To make LLMs more useful in real-world settings, researchers fine-tune them into chat or instruction models—versions that don’t just complete text, but follow commands like “summarize this” or “write an email.” This is what you would see in a simple chatbot or the ancient versions ChatGPT (3/3.5).
From Simple to Smart: Agents!
Traditionally, software engineers used LLMs as a small component in their programs. They would feed it text, get the LLM response and then the rest of the program would carry on and use that text in someway. This helped software engineers accomplish simple repetitive tasks with little effort, but that’s not what this article is about. What came next was the shake-up that had the entire industry chomping on the bit.
The real innovation came when researchers, programmers, and hobbiests began to realize these LLMs were suprisingly good at planning.This meant that an LLM can reasonably serve as the brain for an agent! Now here is what the all this groundwork has been leading upto: it’s time to explain, what is agent?

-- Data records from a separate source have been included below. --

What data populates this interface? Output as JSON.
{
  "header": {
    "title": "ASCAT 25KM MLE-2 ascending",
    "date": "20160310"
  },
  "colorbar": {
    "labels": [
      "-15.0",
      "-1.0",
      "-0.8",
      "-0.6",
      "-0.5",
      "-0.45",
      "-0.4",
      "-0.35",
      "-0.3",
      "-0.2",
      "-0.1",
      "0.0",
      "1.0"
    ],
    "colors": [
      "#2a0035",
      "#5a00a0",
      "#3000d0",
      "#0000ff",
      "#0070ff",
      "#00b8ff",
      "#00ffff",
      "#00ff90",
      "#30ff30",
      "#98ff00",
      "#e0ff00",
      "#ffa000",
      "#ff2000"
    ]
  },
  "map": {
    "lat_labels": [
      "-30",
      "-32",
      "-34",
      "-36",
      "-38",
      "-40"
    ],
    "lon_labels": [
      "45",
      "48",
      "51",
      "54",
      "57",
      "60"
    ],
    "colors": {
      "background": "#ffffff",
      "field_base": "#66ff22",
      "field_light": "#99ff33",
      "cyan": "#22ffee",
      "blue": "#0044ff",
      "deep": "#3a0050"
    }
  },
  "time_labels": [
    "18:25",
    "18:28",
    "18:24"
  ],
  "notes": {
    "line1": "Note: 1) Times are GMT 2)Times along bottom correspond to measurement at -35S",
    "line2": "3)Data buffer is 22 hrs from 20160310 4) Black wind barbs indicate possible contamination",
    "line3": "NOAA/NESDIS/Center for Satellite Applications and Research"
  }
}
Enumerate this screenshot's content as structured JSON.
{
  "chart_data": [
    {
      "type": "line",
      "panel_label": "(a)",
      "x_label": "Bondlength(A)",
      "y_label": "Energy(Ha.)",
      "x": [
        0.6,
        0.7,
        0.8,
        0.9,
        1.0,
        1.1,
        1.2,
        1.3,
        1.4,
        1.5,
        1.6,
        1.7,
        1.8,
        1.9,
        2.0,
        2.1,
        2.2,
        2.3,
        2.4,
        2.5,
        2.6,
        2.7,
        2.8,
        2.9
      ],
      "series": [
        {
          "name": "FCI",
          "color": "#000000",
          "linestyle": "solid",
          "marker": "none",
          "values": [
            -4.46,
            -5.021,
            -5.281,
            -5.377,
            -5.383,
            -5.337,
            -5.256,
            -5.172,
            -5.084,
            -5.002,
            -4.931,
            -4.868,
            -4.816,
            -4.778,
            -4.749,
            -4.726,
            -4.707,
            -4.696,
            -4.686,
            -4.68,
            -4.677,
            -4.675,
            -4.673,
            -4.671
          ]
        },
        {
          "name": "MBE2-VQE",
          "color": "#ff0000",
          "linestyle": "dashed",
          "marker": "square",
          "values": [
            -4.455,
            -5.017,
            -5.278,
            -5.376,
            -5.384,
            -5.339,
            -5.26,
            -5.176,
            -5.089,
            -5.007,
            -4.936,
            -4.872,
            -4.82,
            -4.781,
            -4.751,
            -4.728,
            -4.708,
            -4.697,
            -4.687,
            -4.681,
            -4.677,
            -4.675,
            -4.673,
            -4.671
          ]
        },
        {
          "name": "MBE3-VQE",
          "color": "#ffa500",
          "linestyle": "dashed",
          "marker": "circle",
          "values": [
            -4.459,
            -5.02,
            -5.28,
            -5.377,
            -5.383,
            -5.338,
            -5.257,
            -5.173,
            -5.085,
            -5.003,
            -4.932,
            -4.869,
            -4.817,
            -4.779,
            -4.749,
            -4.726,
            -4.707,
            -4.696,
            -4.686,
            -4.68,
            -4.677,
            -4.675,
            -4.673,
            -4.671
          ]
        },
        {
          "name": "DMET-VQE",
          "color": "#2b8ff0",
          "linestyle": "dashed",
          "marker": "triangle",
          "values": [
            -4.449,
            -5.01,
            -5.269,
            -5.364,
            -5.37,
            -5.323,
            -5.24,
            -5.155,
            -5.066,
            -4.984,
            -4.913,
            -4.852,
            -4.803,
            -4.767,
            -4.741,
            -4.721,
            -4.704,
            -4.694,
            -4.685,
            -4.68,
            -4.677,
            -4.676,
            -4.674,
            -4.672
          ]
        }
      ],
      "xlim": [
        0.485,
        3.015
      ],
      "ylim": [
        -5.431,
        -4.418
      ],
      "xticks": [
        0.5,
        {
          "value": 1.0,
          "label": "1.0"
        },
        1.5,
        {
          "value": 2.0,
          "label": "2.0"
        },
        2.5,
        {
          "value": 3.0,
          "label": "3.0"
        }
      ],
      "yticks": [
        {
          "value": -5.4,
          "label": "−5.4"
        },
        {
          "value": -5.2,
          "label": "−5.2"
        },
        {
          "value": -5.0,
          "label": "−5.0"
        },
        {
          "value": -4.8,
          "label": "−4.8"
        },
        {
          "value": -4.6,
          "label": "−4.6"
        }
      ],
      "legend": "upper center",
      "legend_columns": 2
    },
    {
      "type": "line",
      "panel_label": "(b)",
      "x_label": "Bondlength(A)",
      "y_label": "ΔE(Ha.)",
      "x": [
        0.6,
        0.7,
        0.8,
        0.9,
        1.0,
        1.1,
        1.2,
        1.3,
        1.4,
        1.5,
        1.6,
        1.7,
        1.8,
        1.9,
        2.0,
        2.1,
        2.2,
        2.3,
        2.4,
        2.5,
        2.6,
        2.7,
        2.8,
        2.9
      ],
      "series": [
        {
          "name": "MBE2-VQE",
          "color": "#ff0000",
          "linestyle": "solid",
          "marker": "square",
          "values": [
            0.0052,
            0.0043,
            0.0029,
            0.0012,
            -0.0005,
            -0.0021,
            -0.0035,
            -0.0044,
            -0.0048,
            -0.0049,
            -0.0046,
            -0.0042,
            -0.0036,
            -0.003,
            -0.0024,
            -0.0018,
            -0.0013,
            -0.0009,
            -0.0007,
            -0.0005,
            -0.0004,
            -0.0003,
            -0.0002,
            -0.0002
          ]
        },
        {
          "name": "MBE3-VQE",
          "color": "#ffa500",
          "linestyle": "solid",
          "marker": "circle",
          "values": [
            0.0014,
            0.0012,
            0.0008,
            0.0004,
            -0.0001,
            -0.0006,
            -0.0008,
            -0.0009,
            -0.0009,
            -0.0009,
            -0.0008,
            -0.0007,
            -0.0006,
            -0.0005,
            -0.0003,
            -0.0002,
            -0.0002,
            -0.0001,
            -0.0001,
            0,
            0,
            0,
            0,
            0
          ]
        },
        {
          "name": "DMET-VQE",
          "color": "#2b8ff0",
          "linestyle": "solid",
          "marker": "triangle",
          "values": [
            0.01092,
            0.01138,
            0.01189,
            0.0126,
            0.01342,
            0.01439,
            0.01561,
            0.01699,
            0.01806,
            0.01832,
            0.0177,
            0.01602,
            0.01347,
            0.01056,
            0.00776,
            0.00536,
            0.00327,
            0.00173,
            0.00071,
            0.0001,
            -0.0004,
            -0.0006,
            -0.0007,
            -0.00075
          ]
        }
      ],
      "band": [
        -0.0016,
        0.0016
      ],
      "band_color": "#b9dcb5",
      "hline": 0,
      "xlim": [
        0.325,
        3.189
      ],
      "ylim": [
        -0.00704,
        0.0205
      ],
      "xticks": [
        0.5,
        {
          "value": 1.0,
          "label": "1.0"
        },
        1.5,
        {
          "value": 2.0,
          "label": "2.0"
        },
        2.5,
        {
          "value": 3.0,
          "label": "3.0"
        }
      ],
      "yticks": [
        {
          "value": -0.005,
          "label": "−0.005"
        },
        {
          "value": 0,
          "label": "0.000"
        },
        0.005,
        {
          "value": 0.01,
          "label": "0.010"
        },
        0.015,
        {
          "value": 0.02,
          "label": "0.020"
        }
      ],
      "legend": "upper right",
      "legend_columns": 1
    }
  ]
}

An agent is any actor(piece of software in our case) that can do the following things:
- An agent is able to observe the environment it exists in
- An agent is able to make a plan to achieve its goal
- An agent is able to interact with its environment until its goal is met
Any agent that uses an LLM as its brain to think and plan can be called Agentic AI. Agents are given tools to read and interact with their environments to see if their plan is working. Modern day ChatGPT is an example of agentic AI. If you ask it “what is the weather in Boston today?” The LLM will think that it needs to lookup the weather to achieve its goal of answering your question, and chatGPT will use a tool to lookup the realtime weather in boston. This info is given back to the LLM and the LLM will realize it’s goal is accomplished and it will generate your answer.

Pros and Cons
Now that we understand Agentic AI, lets talk about why everyone wants one! Agents are able to accomplish many high-level tasks without the need for manually programming each and every task. An agentic chatbot can tell you the weather, tell you a joke, debug your code, all without the need for explicitly programming these things. Infact, given the right tools and a smart enough brain, agents can accomplish anything. What’s even better is that these goals can be set as natural language meaning anyone can work with them, not just the tech community
So does that mean we should make everything agentic? ofcourse not! There are many reasons why you would want to avoid using Agentic AI in your systems. Firstly, its expensive, both to you and the environment. For reasons outside the scope of this blog post, using an LLM consumes a lot of power. This intensive power consumption drives up prices and increases emmisions. Moreover, agents have to understand a goal, come up with a plan, use tools and see if they worked, then return an answer. If you compare that to programs that accomplish the same tasks using defined algorithms, you’d notice the slowdown immediately. Finally one must consider that giving an AI the ability to make decisions might not be suitable for all cases (for ethical and reproducibility reasons).
Given the right set of tasks and enough time, agentic AI can produce substantial benefits and revolutinize the way we code and interact with our software. Its spurred seismic shifts in the tech industry and for good reason, but before you rush to throw agentic ai into your code base be sure to ask yourself if it’s truly the right tool in your kit for this situation. Happy coding!